SYDNEY (Reuters) - Australians took a break from shopping in November after a couple of busy months, though sales of household goods stayed brisk and plunging petrol prices will be adding to spending power.
Friday's data from the Australian Bureau of Statistics showed retail sales edged up 0.1 percent in November to A$23.76 billion (13 billion pounds). Some slowdown was expected following gains of 0.4 percent and 1.3 percent in the previous two months.
Eating in and eating out remained popular, but sales of clothing, drugs and recreational goods took a dip.
Sales of household goods rose again to be up almost 7 percent over the three months to November amid a rush to furnish new homes or renovate existing ones.
Data out this week showed approvals to build new homes soared to record highs in November, promising an extended boom in construction and spending.

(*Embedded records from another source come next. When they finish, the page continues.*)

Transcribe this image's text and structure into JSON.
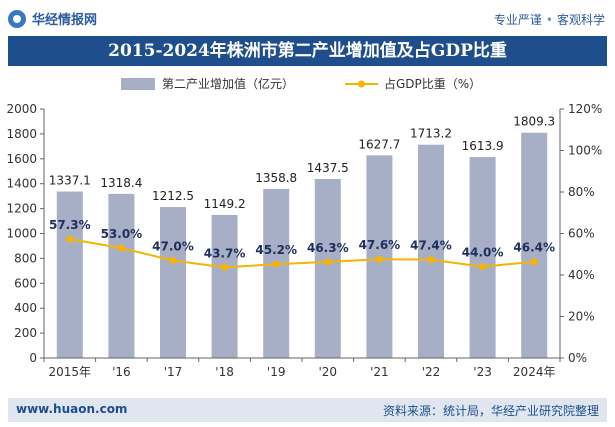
{
  "header": {
    "logo_name": "华经情报网",
    "tags": [
      "专业严谨",
      "客观科学"
    ]
  },
  "footer": {
    "website": "www.huaon.com",
    "source": "资料来源：统计局，华经产业研究院整理"
  },
  "colors": {
    "bar": "#a6afc6",
    "line": "#f4b400",
    "title_bg": "#1f4e8c",
    "footer_bg": "#dfe6f0"
  },
  "chart_data": {
    "type": "bar",
    "title": "2015-2024年株洲市第二产业增加值及占GDP比重",
    "categories": [
      "2015年",
      "'16",
      "'17",
      "'18",
      "'19",
      "'20",
      "'21",
      "'22",
      "'23",
      "2024年"
    ],
    "series": [
      {
        "name": "第二产业增加值（亿元）",
        "type": "bar",
        "axis": "left",
        "values": [
          1337.1,
          1318.4,
          1212.5,
          1149.2,
          1358.8,
          1437.5,
          1627.7,
          1713.2,
          1613.9,
          1809.3
        ],
        "labels": [
          "1337.1",
          "1318.4",
          "1212.5",
          "1149.2",
          "1358.8",
          "1437.5",
          "1627.7",
          "1713.2",
          "1613.9",
          "1809.3"
        ]
      },
      {
        "name": "占GDP比重（%）",
        "type": "line",
        "axis": "right",
        "values": [
          57.3,
          53.0,
          47.0,
          43.7,
          45.2,
          46.3,
          47.6,
          47.4,
          44.0,
          46.4
        ],
        "labels": [
          "57.3%",
          "53.0%",
          "47.0%",
          "43.7%",
          "45.2%",
          "46.3%",
          "47.6%",
          "47.4%",
          "44.0%",
          "46.4%"
        ]
      }
    ],
    "y_left": {
      "min": 0,
      "max": 2000,
      "ticks": [
        "0",
        "200",
        "400",
        "600",
        "800",
        "1000",
        "1200",
        "1400",
        "1600",
        "1800",
        "2000"
      ]
    },
    "y_right": {
      "min": 0,
      "max": 120,
      "ticks": [
        "0%",
        "20%",
        "40%",
        "60%",
        "80%",
        "100%",
        "120%"
      ]
    },
    "legend": "top-center",
    "grid": false
  }
}
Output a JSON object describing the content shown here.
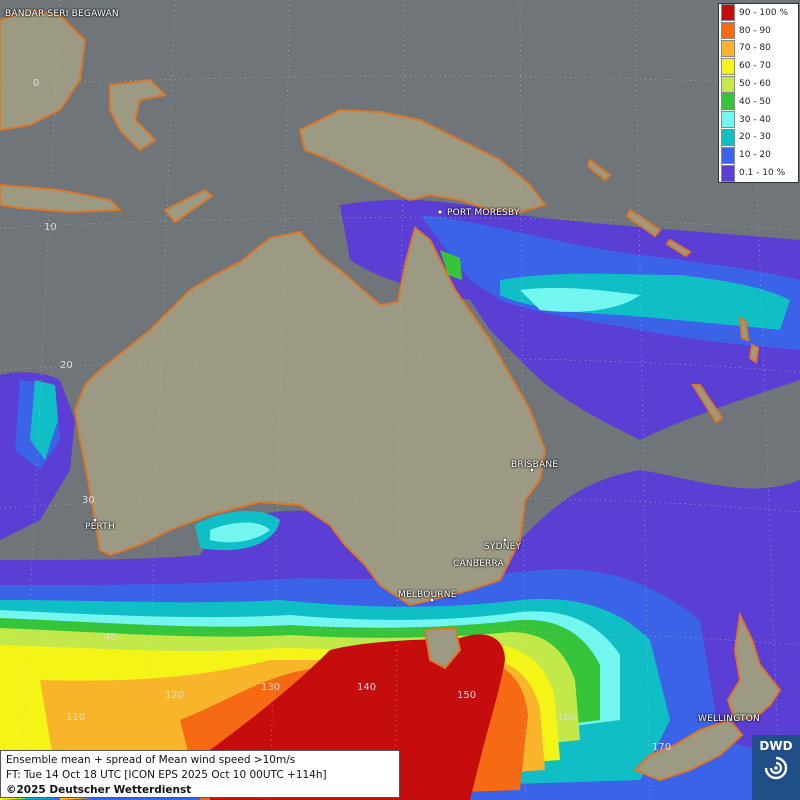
{
  "map": {
    "colors": {
      "ocean": "#6f7578",
      "land": "#9c9a82",
      "coast": "#d9772b",
      "bin_0": "#5b3fd4",
      "bin_10": "#3b63e8",
      "bin_20": "#10bfc5",
      "bin_30": "#74f6f0",
      "bin_40": "#36c43a",
      "bin_50": "#c2e84a",
      "bin_60": "#f4f416",
      "bin_70": "#f9b52a",
      "bin_80": "#f66a14",
      "bin_90": "#c50d0d"
    },
    "cities": [
      "BANDAR SERI BEGAWAN",
      "PORT MORESBY",
      "BRISBANE",
      "PERTH",
      "SYDNEY",
      "CANBERRA",
      "MELBOURNE",
      "WELLINGTON"
    ],
    "grid_labels": [
      "0",
      "10",
      "20",
      "30",
      "40",
      "110",
      "120",
      "130",
      "140",
      "150",
      "160",
      "170"
    ]
  },
  "legend": {
    "items": [
      {
        "label": "90 - 100 %",
        "color": "#c50d0d"
      },
      {
        "label": "80 - 90",
        "color": "#f66a14"
      },
      {
        "label": "70 - 80",
        "color": "#f9b52a"
      },
      {
        "label": "60 - 70",
        "color": "#f4f416"
      },
      {
        "label": "50 - 60",
        "color": "#c2e84a"
      },
      {
        "label": "40 - 50",
        "color": "#36c43a"
      },
      {
        "label": "30 - 40",
        "color": "#74f6f0"
      },
      {
        "label": "20 - 30",
        "color": "#10bfc5"
      },
      {
        "label": "10 - 20",
        "color": "#3b63e8"
      },
      {
        "label": "0.1 - 10 %",
        "color": "#5b3fd4"
      }
    ]
  },
  "info": {
    "line1": "Ensemble mean + spread of Mean wind speed >10m/s",
    "line2": "FT: Tue 14 Oct 18 UTC [ICON EPS 2025 Oct 10 00UTC +114h]",
    "line3": "©2025 Deutscher Wetterdienst"
  },
  "logo": {
    "text": "DWD"
  }
}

It is timely, then, that consumers are getting a boost to spending power from the collapse in oil prices.
"Over the last six weeks, petrol prices have fallen by 21 cents a litre – the biggest fall for an equivalent period in six years," said Craig James, chief economist at CommSec.
Analysts estimate that back in September the average Australian motorist spent around A$240 a month on petrol - now the bill comes to only A$160.
That saving is the equivalent of more than a quarter point cut in mortgage rates, meaning the fall in oil is loosening financial conditions with no need for action from the Reserve Bank of Australia (RBA).
Markets are still wagering that interest rates will have to be cut again to support growth, but the odds have been slowly lengthening as oil reached new lows.
"The Reserve Bank would no doubt be delighted at the extra stimulus for the economy – stimulus that is arguably non-inflationary," said James about the drop in petrol costs.
Indeed, consumer price figures for the fourth quarter due later this month are expected to show the fall in petrol shaved at least 0.2 percentage point off inflation, setting the scene for a very benign reading.
Early predictions are that headline inflation could slow to 2.0 percent or less, and thus at the very bottom of the RBA's long term target band of 2 to 3 percent.